L’éveil du printemps


azerty283Malgré le public peu foisonnant du mercredi 29 mai, nos mains étaient moites et nos cœurs battaient bel et bien dans les froides coulisses d’où nous observions avec angoisse la chaude lumière de la salle. Puis, après un trépignement de pieds gelés, les chuchotements cessèrent et la voix de Bettina présenta la pièce que nous jouions, voilà ce qu’elle dit (ou du moins voilà de quoi vous donner une idée du sujet de la pièce) :
«Cette pièce se passe au XIXème siècle en Allemagne, c’est-à-dire à l’endroit et à l’époque relative de son écriture bien que les indices spatio-temporels soit presqu’inexistants. Elle raconte, à travers l’histoire d’un groupe de jeunes gens du même village, la façon dont les garçons et les filles se voyaient et se fréquentaient à cette époque.
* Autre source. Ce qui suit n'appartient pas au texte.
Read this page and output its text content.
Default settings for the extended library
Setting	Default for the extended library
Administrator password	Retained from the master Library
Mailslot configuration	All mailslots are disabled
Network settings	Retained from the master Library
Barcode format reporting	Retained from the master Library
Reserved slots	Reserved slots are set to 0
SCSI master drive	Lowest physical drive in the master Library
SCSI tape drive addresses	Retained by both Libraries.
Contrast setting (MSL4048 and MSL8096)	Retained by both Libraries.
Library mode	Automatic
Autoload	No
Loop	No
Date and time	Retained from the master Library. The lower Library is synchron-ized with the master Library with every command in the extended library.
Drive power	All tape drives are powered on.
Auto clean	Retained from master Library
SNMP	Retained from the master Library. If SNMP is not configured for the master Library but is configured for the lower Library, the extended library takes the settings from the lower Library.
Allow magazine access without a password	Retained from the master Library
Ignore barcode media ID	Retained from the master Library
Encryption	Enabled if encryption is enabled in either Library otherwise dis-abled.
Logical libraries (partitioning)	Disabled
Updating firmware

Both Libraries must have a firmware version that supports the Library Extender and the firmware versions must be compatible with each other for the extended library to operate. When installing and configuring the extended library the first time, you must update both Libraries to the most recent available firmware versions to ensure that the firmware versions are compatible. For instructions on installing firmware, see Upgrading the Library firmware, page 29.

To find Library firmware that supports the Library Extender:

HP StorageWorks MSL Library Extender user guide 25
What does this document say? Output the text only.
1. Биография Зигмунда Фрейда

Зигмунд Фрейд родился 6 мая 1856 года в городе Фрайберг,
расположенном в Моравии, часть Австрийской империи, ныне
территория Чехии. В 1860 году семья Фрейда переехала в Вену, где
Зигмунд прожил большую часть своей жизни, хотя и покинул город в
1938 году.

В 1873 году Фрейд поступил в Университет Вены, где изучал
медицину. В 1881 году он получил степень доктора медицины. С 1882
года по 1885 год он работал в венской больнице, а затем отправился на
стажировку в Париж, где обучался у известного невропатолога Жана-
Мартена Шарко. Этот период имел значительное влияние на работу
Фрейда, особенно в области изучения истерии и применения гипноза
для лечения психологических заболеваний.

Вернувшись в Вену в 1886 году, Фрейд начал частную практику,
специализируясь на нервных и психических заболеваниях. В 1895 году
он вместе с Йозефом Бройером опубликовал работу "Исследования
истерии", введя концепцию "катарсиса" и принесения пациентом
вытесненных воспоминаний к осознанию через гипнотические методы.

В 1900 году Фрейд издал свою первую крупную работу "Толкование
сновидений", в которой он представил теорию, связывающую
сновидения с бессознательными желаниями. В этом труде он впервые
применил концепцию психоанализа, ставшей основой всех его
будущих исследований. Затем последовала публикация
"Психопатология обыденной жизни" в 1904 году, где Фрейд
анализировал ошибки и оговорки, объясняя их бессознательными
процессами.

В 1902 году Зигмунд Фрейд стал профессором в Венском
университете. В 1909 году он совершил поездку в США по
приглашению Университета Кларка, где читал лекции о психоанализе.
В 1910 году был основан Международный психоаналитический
Il y avait donc de l’amour bien sûr mais aussi d’autres préoccupations chez ces adolescents, telles que la découverte de l’autre sexe, les attentes des parents, les projets d’avenir ou l’école, qui sont encore actuelles. On peut alors comprendre le titre de la pièce qui est : « L’éveil du printemps« . Belle métaphore pour expliquer un passage de l’adolescence à l’âge adulte où tout n’est plus aussi simple que robe rose et ruban bleu.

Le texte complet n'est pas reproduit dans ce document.